When Sandberg said she was leaving, Meta shares dropped more than 3 percent right away. They then went up a little bit, but ended the day down 2.6 percent.

Ives said that many people on Wall Street saw Sandberg as a key way to stop Zuckerberg from acting on his own in times of trouble.

“Zuckerberg isn’t seen as the Sully Sullenberger of the business world,” he said.

Sandberg told The Puck that she has faith in the team she will be leaving behind.

“I really trust the team we have in charge,” she said. “Mark and I have worked hard to build a great team.”

The Times said in July 2017 that Sandberg and Zuckerberg had become “increasingly separated” while Trump was in office. The report said that Zuckerberg couldn’t count on Sandberg, who was a strong supporter of Hillary Clinton and a “reliable and prominent Democratic bundler,” as the company dealt with waves of political scandals.

At the time, Facebook denied the stories and said there were no “fault lines” between the two.

Sandberg wrote the motivational book “Lean In,” which is about women in the workplace.

After she graduated from Harvard, she worked at Google and in the Clinton administration’s Treasury Department before joining Facebook.

She also wrote a book called “Option B” about how she dealt with her grief after her husband died in a terrible accident.

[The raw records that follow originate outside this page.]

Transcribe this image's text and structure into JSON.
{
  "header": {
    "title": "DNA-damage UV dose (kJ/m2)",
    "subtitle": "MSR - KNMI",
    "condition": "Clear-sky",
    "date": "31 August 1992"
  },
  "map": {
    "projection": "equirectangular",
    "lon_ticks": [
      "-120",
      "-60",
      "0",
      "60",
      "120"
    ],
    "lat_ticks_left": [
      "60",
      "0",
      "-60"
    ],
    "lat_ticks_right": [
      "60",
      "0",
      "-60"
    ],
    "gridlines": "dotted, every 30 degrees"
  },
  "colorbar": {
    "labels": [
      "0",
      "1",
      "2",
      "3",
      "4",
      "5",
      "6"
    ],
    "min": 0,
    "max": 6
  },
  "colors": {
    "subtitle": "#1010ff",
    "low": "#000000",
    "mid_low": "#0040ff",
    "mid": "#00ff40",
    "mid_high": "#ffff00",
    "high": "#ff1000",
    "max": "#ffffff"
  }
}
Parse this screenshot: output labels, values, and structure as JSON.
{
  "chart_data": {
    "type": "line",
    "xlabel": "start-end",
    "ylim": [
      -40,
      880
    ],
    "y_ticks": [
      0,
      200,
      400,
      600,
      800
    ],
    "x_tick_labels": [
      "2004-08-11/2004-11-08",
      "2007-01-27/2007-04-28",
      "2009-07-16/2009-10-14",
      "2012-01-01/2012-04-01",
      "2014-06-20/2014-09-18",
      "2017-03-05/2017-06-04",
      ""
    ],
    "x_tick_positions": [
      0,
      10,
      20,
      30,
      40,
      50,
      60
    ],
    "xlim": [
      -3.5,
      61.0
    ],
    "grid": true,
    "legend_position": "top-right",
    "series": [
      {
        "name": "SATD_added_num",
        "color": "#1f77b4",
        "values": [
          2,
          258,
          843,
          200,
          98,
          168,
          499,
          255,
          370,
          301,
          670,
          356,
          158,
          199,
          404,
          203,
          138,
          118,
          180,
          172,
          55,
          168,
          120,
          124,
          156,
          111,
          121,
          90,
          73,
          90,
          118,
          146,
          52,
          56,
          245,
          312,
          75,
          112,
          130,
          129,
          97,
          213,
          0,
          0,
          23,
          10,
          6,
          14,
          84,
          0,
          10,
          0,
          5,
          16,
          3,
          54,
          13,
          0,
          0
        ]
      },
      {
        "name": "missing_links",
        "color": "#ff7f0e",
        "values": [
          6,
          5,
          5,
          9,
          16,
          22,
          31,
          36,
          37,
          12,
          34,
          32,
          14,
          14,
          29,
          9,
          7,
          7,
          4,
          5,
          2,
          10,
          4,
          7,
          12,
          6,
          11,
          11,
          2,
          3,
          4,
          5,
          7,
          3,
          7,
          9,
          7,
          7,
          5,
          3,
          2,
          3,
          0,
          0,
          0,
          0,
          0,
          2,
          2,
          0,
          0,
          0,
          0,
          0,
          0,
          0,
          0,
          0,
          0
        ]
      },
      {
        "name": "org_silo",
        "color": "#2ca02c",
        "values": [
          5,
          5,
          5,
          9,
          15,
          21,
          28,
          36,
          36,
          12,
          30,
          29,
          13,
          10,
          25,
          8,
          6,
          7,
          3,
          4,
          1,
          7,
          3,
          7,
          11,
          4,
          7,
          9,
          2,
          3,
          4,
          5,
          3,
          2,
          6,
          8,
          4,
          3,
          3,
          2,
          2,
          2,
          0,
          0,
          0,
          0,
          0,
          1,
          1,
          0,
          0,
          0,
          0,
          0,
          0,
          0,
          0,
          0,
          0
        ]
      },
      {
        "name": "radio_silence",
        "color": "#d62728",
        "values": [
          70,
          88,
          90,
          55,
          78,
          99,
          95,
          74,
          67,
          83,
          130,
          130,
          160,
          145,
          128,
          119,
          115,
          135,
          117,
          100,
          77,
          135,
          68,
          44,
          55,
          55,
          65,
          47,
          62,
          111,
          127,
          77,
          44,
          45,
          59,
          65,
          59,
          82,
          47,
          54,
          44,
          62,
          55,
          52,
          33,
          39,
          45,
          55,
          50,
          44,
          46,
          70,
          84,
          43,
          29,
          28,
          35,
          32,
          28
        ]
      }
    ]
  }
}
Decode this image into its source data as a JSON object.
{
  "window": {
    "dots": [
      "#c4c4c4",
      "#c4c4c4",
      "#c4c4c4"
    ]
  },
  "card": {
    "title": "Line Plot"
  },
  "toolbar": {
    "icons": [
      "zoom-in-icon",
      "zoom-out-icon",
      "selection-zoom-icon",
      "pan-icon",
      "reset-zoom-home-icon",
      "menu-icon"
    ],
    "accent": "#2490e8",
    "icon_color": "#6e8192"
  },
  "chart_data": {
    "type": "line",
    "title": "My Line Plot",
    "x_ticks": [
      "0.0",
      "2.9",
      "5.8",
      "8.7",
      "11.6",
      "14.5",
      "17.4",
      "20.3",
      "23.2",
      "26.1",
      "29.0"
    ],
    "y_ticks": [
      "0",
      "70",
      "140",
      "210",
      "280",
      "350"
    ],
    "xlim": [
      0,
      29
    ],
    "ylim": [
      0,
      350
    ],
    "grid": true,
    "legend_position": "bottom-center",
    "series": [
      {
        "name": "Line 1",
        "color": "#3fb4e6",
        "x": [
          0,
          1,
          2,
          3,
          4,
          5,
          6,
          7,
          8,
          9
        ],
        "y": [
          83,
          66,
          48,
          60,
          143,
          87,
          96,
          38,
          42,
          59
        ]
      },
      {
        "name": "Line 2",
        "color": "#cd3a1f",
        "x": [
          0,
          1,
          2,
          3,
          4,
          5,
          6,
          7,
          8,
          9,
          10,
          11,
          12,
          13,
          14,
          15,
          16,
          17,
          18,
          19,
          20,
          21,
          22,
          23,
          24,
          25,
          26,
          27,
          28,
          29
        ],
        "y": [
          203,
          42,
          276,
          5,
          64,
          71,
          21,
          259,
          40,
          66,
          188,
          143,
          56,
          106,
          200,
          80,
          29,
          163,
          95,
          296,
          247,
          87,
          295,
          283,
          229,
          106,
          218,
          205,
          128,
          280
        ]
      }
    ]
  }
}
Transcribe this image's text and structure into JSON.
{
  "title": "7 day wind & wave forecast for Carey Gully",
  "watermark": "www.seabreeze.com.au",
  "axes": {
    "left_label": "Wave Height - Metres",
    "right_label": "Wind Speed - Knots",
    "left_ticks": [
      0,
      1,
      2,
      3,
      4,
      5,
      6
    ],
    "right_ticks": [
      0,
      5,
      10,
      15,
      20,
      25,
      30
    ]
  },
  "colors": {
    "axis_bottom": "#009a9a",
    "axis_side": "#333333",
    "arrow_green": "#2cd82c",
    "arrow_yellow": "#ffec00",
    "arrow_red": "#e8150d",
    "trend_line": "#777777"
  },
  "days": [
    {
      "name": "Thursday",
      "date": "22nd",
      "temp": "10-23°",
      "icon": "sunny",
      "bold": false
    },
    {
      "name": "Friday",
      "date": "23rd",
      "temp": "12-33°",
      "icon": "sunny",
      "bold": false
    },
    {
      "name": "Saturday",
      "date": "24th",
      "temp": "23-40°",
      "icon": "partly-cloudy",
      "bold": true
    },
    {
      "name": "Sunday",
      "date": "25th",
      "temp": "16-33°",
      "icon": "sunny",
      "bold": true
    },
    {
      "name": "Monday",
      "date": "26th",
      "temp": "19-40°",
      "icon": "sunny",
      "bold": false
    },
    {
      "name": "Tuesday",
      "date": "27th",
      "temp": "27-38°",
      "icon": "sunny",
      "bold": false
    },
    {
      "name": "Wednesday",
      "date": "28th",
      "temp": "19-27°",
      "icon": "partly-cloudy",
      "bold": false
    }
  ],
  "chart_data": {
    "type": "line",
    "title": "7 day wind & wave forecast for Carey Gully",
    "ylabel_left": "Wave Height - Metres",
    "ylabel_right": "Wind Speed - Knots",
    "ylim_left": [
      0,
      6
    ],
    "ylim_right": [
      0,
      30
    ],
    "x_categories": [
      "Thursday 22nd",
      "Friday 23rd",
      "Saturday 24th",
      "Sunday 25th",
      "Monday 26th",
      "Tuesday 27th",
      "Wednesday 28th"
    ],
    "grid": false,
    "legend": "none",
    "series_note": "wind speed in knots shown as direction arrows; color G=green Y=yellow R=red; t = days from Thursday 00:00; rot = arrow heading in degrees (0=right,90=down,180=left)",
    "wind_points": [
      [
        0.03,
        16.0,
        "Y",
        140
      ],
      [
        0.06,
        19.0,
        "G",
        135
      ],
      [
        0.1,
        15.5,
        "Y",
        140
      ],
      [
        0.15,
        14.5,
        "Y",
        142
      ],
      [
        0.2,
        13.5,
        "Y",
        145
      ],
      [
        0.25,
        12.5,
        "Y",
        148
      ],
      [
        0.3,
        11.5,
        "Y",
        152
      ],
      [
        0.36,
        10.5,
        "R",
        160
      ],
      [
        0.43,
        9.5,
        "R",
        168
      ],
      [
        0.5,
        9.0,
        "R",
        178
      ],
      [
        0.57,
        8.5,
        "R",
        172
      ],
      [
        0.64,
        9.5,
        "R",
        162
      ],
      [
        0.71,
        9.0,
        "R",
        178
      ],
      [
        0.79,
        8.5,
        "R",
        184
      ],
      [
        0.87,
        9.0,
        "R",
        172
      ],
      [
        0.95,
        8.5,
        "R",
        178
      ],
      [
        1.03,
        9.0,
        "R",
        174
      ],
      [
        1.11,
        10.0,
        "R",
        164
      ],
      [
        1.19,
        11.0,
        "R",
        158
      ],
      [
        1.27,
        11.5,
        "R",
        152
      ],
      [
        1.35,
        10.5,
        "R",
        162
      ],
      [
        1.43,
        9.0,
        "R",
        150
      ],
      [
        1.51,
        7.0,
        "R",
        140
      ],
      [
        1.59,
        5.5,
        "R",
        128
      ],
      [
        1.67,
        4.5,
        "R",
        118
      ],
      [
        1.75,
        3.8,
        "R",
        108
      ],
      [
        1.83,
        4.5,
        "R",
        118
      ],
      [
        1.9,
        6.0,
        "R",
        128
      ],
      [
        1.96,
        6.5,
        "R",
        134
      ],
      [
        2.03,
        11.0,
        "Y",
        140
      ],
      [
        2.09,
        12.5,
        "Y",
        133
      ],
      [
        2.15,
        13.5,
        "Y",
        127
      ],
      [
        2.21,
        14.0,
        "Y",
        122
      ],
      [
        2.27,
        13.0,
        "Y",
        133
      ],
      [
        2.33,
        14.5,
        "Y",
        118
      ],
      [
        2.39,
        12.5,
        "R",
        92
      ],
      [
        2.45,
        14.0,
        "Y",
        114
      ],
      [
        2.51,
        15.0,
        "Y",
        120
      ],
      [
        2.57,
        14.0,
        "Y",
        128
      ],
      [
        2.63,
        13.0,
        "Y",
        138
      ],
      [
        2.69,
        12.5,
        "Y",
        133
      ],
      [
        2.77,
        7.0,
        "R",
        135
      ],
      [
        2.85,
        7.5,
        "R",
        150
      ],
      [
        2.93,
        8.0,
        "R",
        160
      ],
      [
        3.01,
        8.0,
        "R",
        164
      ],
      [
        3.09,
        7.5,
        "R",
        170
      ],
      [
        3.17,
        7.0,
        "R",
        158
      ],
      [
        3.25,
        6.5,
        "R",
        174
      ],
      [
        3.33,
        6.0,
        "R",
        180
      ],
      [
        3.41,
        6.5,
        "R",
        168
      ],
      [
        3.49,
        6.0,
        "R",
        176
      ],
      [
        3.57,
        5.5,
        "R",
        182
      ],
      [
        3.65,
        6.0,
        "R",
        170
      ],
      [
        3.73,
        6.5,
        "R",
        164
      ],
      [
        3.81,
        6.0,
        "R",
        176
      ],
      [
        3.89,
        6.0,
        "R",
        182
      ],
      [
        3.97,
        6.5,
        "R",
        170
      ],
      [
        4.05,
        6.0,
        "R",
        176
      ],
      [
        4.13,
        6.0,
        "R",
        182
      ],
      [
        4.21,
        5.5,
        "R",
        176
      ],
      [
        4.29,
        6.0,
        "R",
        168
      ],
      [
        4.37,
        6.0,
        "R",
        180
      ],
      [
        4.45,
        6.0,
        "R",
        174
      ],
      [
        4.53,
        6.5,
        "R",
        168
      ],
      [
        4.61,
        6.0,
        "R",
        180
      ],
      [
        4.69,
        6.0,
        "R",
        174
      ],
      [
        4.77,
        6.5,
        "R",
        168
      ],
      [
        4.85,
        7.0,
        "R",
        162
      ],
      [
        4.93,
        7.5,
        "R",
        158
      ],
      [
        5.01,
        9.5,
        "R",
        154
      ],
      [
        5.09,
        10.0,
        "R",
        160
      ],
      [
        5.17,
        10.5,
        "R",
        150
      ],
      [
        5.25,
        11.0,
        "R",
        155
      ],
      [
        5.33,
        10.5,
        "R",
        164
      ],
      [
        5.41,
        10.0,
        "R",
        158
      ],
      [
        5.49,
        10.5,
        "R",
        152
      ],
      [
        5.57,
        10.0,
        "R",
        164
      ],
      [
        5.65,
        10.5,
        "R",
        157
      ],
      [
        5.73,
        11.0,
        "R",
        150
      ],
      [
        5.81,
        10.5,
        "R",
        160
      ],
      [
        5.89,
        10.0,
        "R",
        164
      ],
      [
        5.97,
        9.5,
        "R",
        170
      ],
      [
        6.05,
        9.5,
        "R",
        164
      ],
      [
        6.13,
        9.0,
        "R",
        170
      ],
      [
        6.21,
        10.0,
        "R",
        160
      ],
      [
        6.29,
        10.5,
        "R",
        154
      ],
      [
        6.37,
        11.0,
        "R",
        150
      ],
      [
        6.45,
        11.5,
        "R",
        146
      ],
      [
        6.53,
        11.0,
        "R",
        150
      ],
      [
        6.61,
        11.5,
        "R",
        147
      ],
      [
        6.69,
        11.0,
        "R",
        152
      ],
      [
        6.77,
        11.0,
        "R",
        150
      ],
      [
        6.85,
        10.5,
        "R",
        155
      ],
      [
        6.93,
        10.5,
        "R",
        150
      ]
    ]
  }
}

Six weeks ago, the Wall Street Journal said that she had twice asked the Daily Mail to stop writing stories that could be bad for her then-boyfriend Bobby Kotick, who was the CEO of Activision Blizzard at the time.

Sheryl Sandberg

According to the Journal, Kotick told his colleagues that Sandberg told the Daily Mail that if they wrote an article about the situation, it could hurt their relationship with Facebook. Facebook’s platform is a major source of traffic and revenue for many media outlets.

People said that Sandberg and her team were worried that a bad report about Kotick would hurt her reputation as a woman’s rights activist. This includes her work with the non-profit group Lean In.

Meta did not respond right away to a request for comment on Sandberg’s resignation. According to the Journal, Meta opened an investigation to see if Sandberg broke company rules after the story came out.

Some people on Twitter pointed out that Sandberg’s post on Facebook came just minutes after the jury decided the case between Amber Heard and Johnny Depp.

Someone on Twitter joked, “Sheryl Sandberg is the queen of news dumps.”

“Sandberg is trying to get away while there is a flood of news,” someone else said.

About the author

Akanksha Jain

Akanksha Jain love to learn new stuff every day. With a background in computer science and a passion for writing, she loves writing for Startup, Business sections of Editorials99.